The evolution from customers shopping in traditional grocery store chains, to shopping online on Amazon during COVID, the fresh approach of Whole Foods, and then it all finally coming together in one store now (i.e., Omni Shopping) is spreading rapidly. Albertsons, one of the biggest grocery store chains in the USA, has come out with its own Omni Shopping experience in a single location with its City Center store concept. Other retail chains across the United States are quickly adapting.
An opportunity for new brands
This trend is also having a profound impact on new brands hoping to penetrate the US market.

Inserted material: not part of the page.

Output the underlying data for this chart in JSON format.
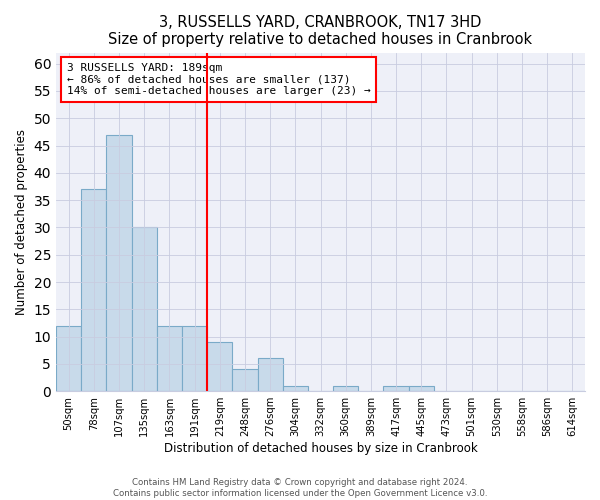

Startups are feeling about this discovery and experiential shopping experience. Omni Shopping concept store buyers are actively looking for new brands from home and abroad. A buyer at Central Market recently traveled to Portugal and Spain looking for new brands and product ideas and will soon go to Italy. That sort of thing didn’t happen ten years ago; now it is part of the buyer’s job to get out there and discover new items for their shoppers and create space in the store to showcase these new entrants.
And it’s not just the buyers who get it. When I approached a stocking clerk at a Central Market store in Dallas last week and asked her for suggestions for new snack ideas, I felt like I do when I walk into an Apple Store and experience their eagerness to welcome me into their Apple World. Central Market, like Apple, doesn’t hire employees; they cast people that are Millennials and Generation Z explorers and therefore share the love of new things and new experiences. It is infectious.
The rules have changed on what it takes to get a new product listed in this Omni Shopping world. The category buyers at these stores don’t care about slotting fees and leave merchandising decisions to local store managers because they want them to be in touch with and thereby accountable to shoppers from their specific neighborhoods – like the bodega store owners in New York City. And they are not looking for media buy spending but rather question whether a new brand is gaining traction on social media, as Amazon tracks on their site.
The right time to get into new retailers
There has probably never been a more opportune time for smaller brands from countries around the world to enter the US market, but they need to get into the hearts and minds of these new experiential and discovery-oriented shoppers just as the buyers and store clerks at Central Market are doing if they want to join this new Omni Shopping experience.